Y los mexicanos entraron a la película de los Oscar, aunque algunos ya habían estado en roles secundarios, es decir técnicos de audio o imagen; ahora tocaba a los directores. Primero Alfonso Cuarón y enseguida Alejandro González Iñárritu y Guillermo del Toro, para integrar los tres caballeros del cine mexicano en Hollywood.
Los tres son excepcionalmente talentosos. Del Toro es, sin embargo, el más intenso en la creación de mundos y personajes excesivos en su fantasía. Desde sus inicios, Del Toro ha sido un doctor Frankenstein empeñado en la creación del monstruo. De las más prodigiosas de sus creaturas destacan el anfibio humanizado de La forma del agua, y el tierno árbol animado de El laberinto del fauno. Pero los protagonistas de su callejón de las almas perdidas son también unos marginales, outsiders, como lo son otros seres en películas menos conocidas en las que Del Toro ha participado en la producción, dirección o como actor (El Santos vs. la Tetona Mendoza).
Como el original, este doctor Frankenstein no solamente está obsesionado con la creación de un ser vivo: subrepticiamente descubre la inhumanidad de los que son insiders, de los normales, de los humanos. De los que acuden en turbamulta para matar al monstruo o la extinción del ser del agua que se lleva a la tierna sordomuda a su submundo. Así descubre, en el reflejo de sus monstruos, la monstruosidad de los otros.
Sin duda Del Toro recibirá por lo menos un Oscar. Eso es irrelevante, y lo importante es tal vez que ese galardón sirva para que la gente que va al cine consuma sus palomitas de maíz y sus hot dogs viendo cine mexicano en lugar de siguiendo las descolgadas acrobáticas del hombre araña.
La próxima película de Guillermo del Toro es su versión de Pinocchio, el cuento de Carlo Collodi en una cinta animada. Del Toro no es ajeno a esa tecnología computacional: estuvo, por ejemplo, en El gato con botas. Este cuento infantil es sobre el muñeco de madera al que le crecía la nariz cada vez que mentía. Se antoja muy oportuno en esta cuarta simulación, que tantos Pinochos tiene, para deleitaremos con una hipérbole más.
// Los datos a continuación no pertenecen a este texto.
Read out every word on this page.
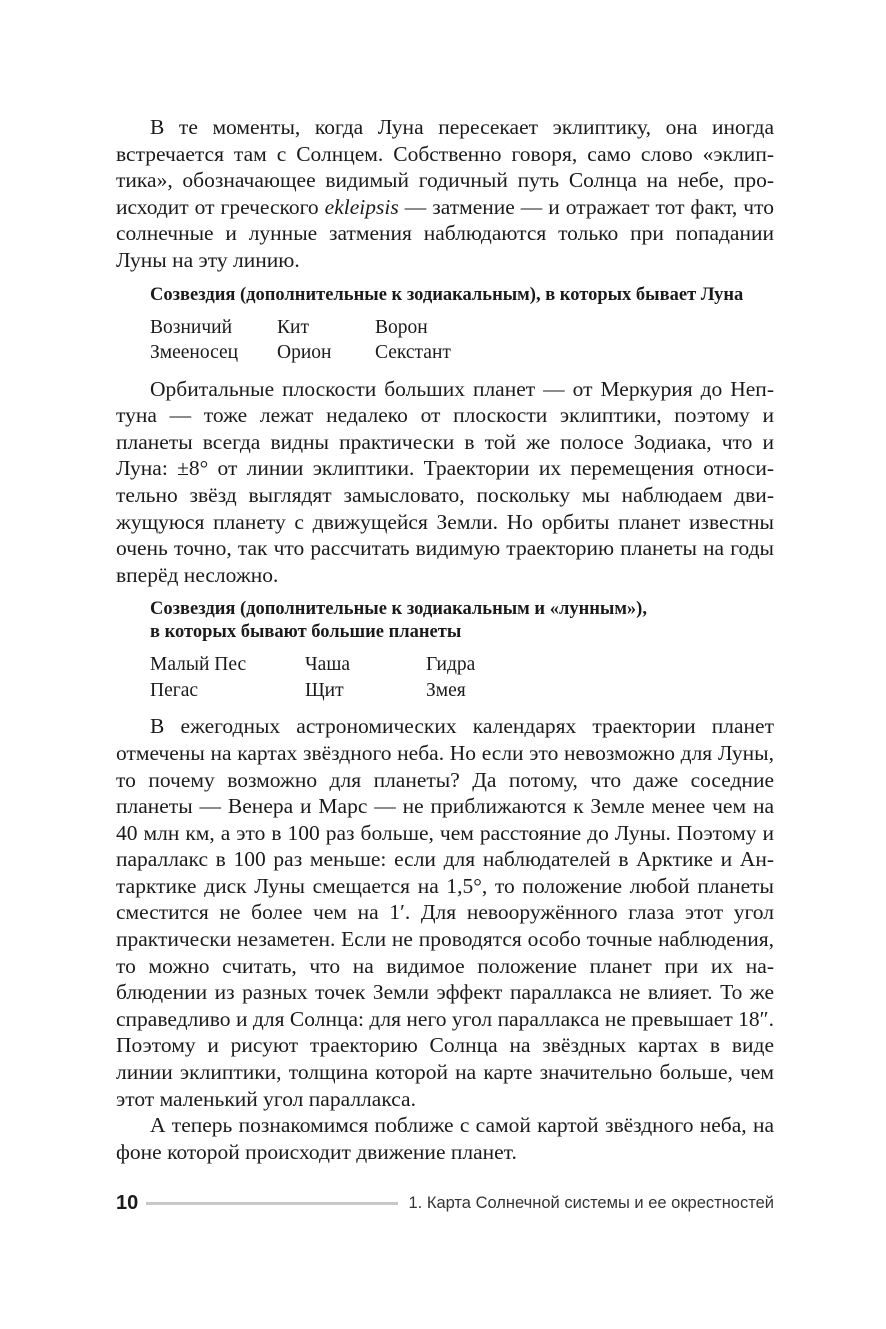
В те моменты, когда Луна пересекает эклиптику, она иногда встречается там с Солнцем. Собственно говоря, само слово «эклиптика», обозначающее видимый годичный путь Солнца на небе, происходит от греческого ekleipsis — затмение — и отражает тот факт, что солнечные и лунные затмения наблюдаются только при попадании Луны на эту линию.

Созвездия (дополнительные к зодиакальным), в которых бывает Луна
Возничий	Кит	Ворон
Змееносец	Орион	Секстант

Орбитальные плоскости больших планет — от Меркурия до Нептуна — тоже лежат недалеко от плоскости эклиптики, поэтому и планеты всегда видны практически в той же полосе Зодиака, что и Луна: ±8° от линии эклиптики. Траектории их перемещения относительно звёзд выглядят замысловато, поскольку мы наблюдаем движущуюся планету с движущейся Земли. Но орбиты планет известны очень точно, так что рассчитать видимую траекторию планеты на годы вперёд несложно.

Созвездия (дополнительные к зодиакальным и «лунным»),
в которых бывают большие планеты
Малый Пес	Чаша	Гидра
Пегас	Щит	Змея

В ежегодных астрономических календарях траектории планет отмечены на картах звёздного неба. Но если это невозможно для Луны, то почему возможно для планеты? Да потому, что даже соседние планеты — Венера и Марс — не приближаются к Земле менее чем на 40 млн км, а это в 100 раз больше, чем расстояние до Луны. Поэтому и параллакс в 100 раз меньше: если для наблюдателей в Арктике и Антарктике диск Луны смещается на 1,5°, то положение любой планеты сместится не более чем на 1′. Для невооружённого глаза этот угол практически незаметен. Если не проводятся особо точные наблюдения, то можно считать, что на видимое положение планет при их наблюдении из разных точек Земли эффект параллакса не влияет. То же справедливо и для Солнца: для него угол параллакса не превышает 18″. Поэтому и рисуют траекторию Солнца на звёздных картах в виде линии эклиптики, толщина которой на карте значительно больше, чем этот маленький угол параллакса.

А теперь познакомимся поближе с самой картой звёздного неба, на фоне которой происходит движение планет.

10	1. Карта Солнечной системы и ее окрестностей
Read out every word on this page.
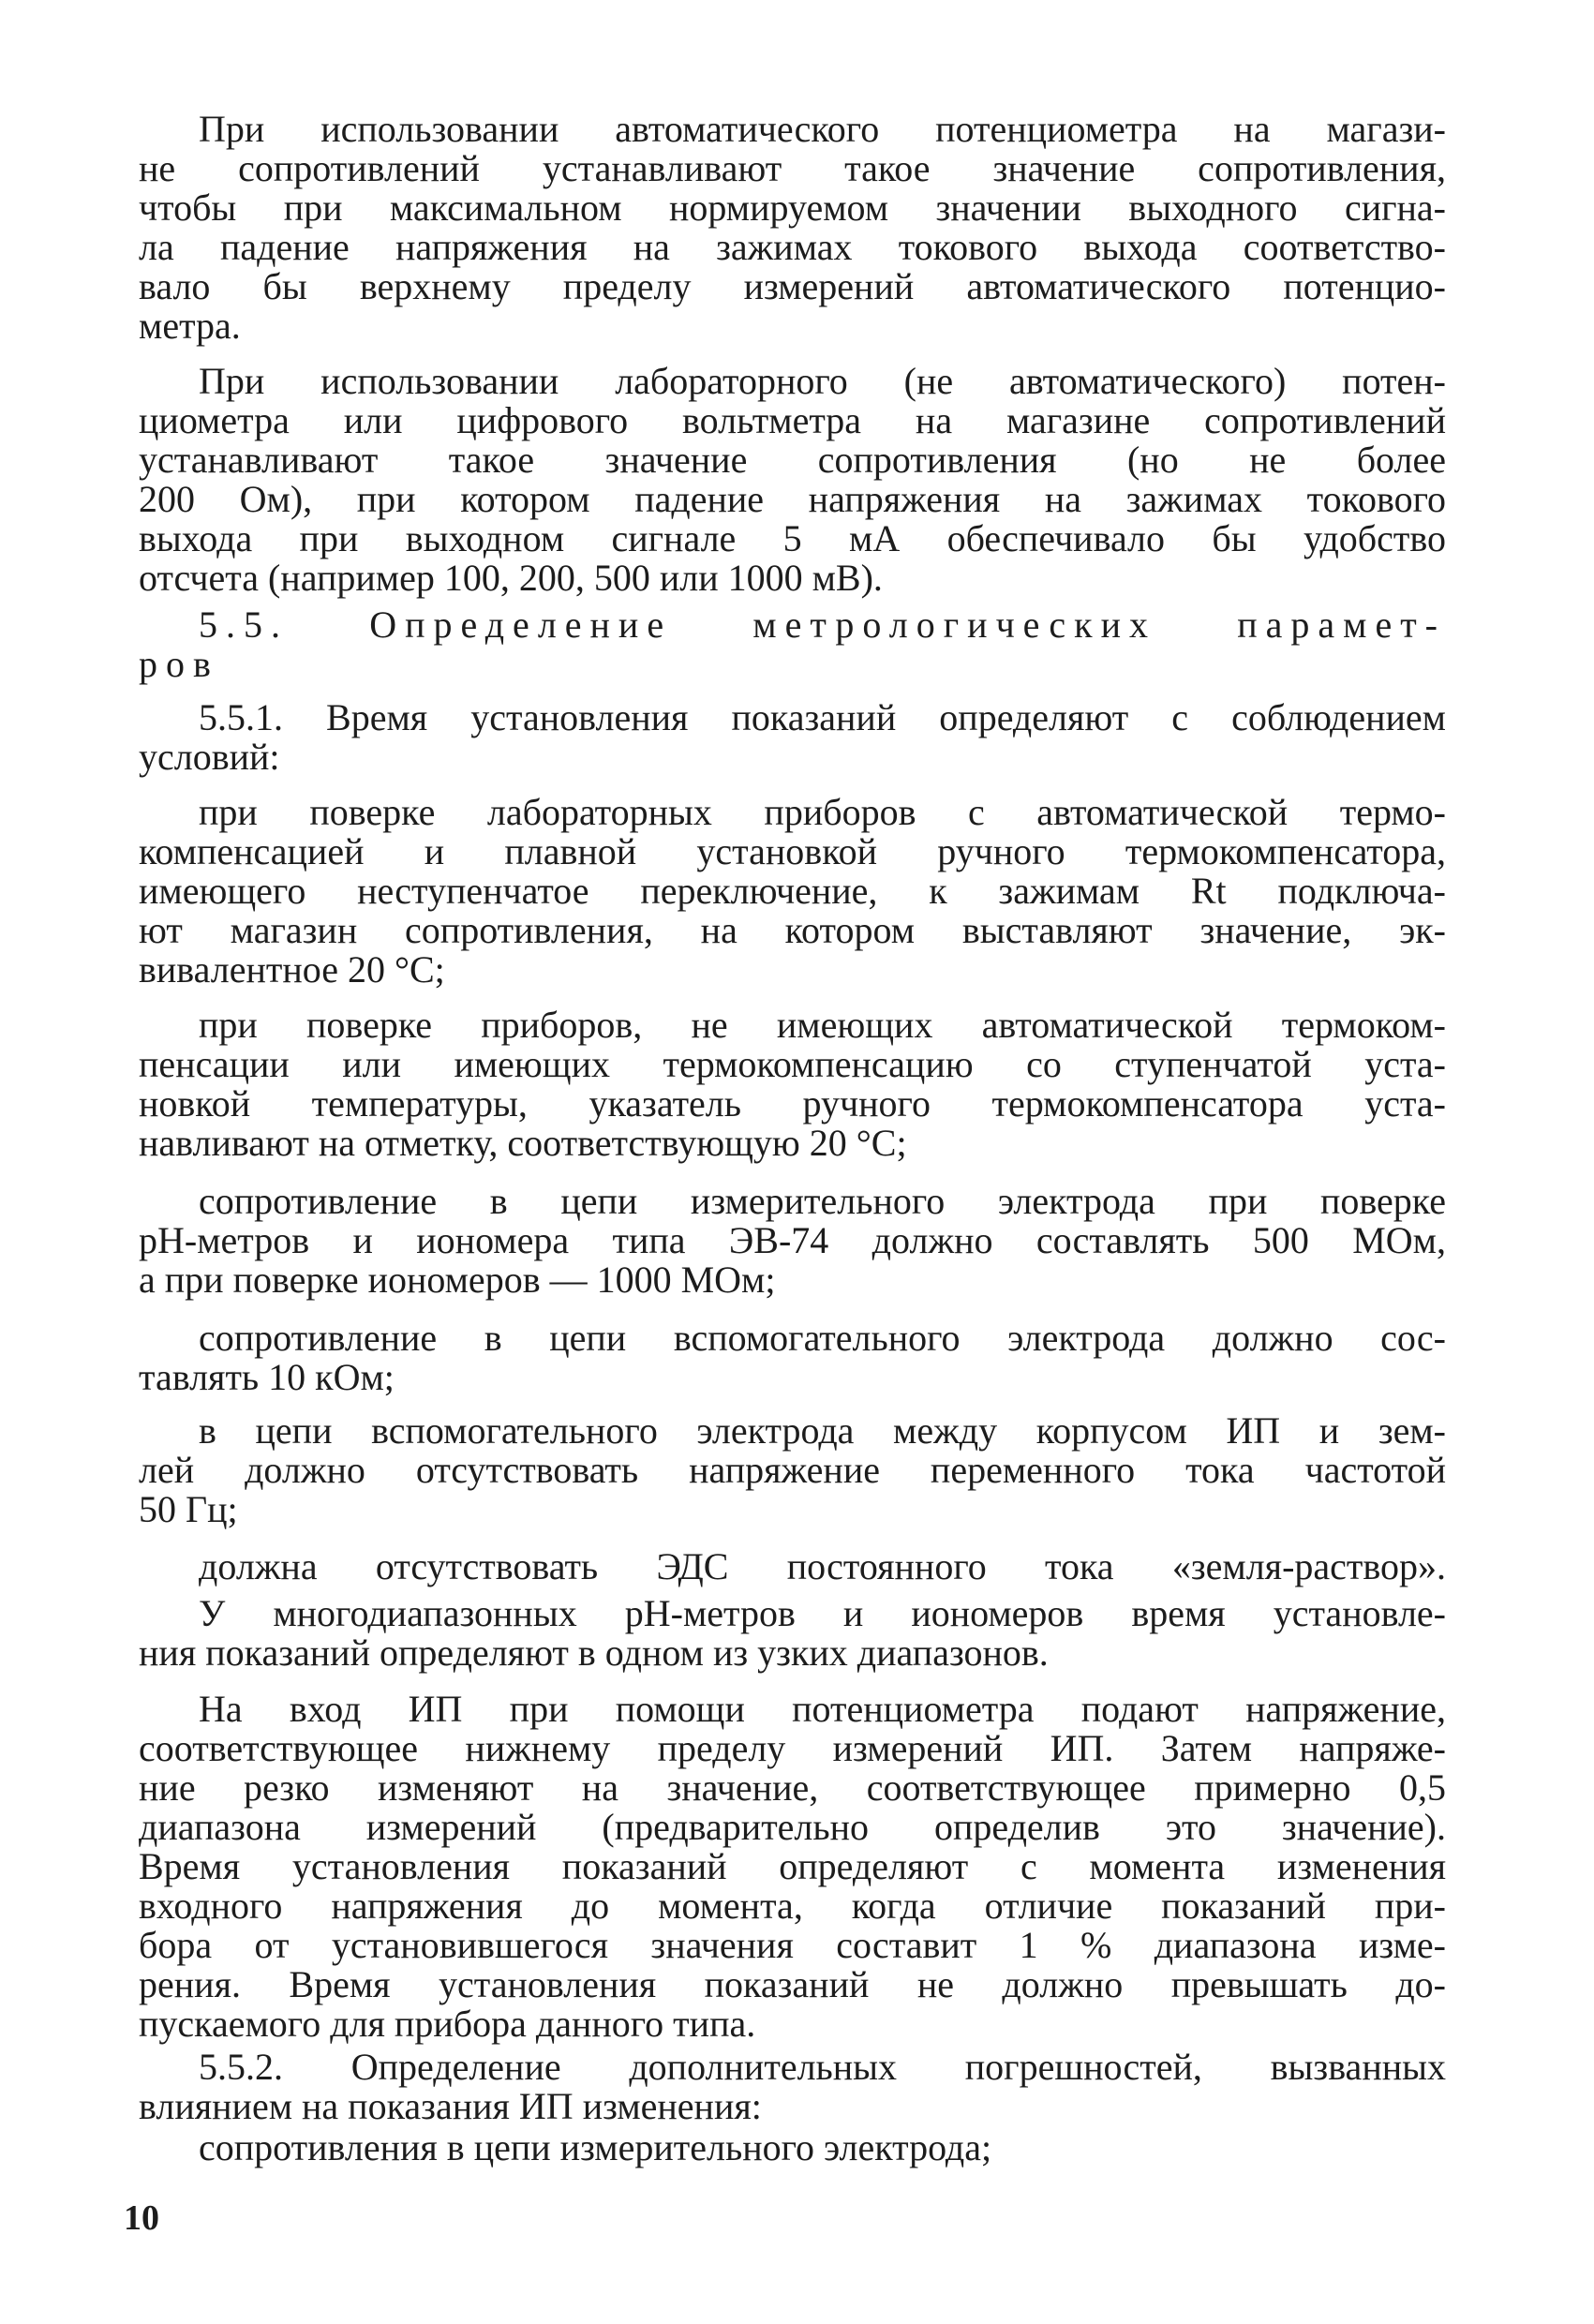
При использовании автоматического потенциометра на магази-
не сопротивлений устанавливают такое значение сопротивления,
чтобы при максимальном нормируемом значении выходного сигна-
ла падение напряжения на зажимах токового выхода соответство-
вало бы верхнему пределу измерений автоматического потенцио-
метра.
При использовании лабораторного (не автоматического) потен-
циометра или цифрового вольтметра на магазине сопротивлений
устанавливают такое значение сопротивления (но не более
200 Ом), при котором падение напряжения на зажимах токового
выхода при выходном сигнале 5 мА обеспечивало бы удобство
отсчета (например 100, 200, 500 или 1000 мВ).
5.5. Определение метрологических парамет-
ров
5.5.1. Время установления показаний определяют с соблюдением
условий:
при поверке лабораторных приборов с автоматической термо-
компенсацией и плавной установкой ручного термокомпенсатора,
имеющего неступенчатое переключение, к зажимам Rt подключа-
ют магазин сопротивления, на котором выставляют значение, эк-
вивалентное 20 °С;
при поверке приборов, не имеющих автоматической термоком-
пенсации или имеющих термокомпенсацию со ступенчатой уста-
новкой температуры, указатель ручного термокомпенсатора уста-
навливают на отметку, соответствующую 20 °С;
сопротивление в цепи измерительного электрода при поверке
рН-метров и иономера типа ЭВ-74 должно составлять 500 МОм,
а при поверке иономеров — 1000 МОм;
сопротивление в цепи вспомогательного электрода должно сос-
тавлять 10 кОм;
в цепи вспомогательного электрода между корпусом ИП и зем-
лей должно отсутствовать напряжение переменного тока частотой
50 Гц;
должна отсутствовать ЭДС постоянного тока «земля-раствор».
У многодиапазонных рН-метров и иономеров время установле-
ния показаний определяют в одном из узких диапазонов.
На вход ИП при помощи потенциометра подают напряжение,
соответствующее нижнему пределу измерений ИП. Затем напряже-
ние резко изменяют на значение, соответствующее примерно 0,5
диапазона измерений (предварительно определив это значение).
Время установления показаний определяют с момента изменения
входного напряжения до момента, когда отличие показаний при-
бора от установившегося значения составит 1 % диапазона изме-
рения. Время установления показаний не должно превышать до-
пускаемого для прибора данного типа.
5.5.2. Определение дополнительных погрешностей, вызванных
влиянием на показания ИП изменения:
сопротивления в цепи измерительного электрода;
10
PREGUNTA PARA LA MAÑANERA (porque no me dejan entrar sin tapabocas): Donovan Carrillo es un esforzado jovencito mexicano que patina como los grandes sobre el hielo en los juegos olímpicos de Beijín. Pasó a las finales de hoy miércoles por la noche y ya no importa si trae o no medalla: ya ganó. No ha merecido ni una mención, ni una llamada telefónica del presidente López; no se diga el apoyo económico de la CONADE que Ana Gabriela Guevara, sospechosa de corrupción, tiene encarcelada. Ya estamos acostumbrados a eso.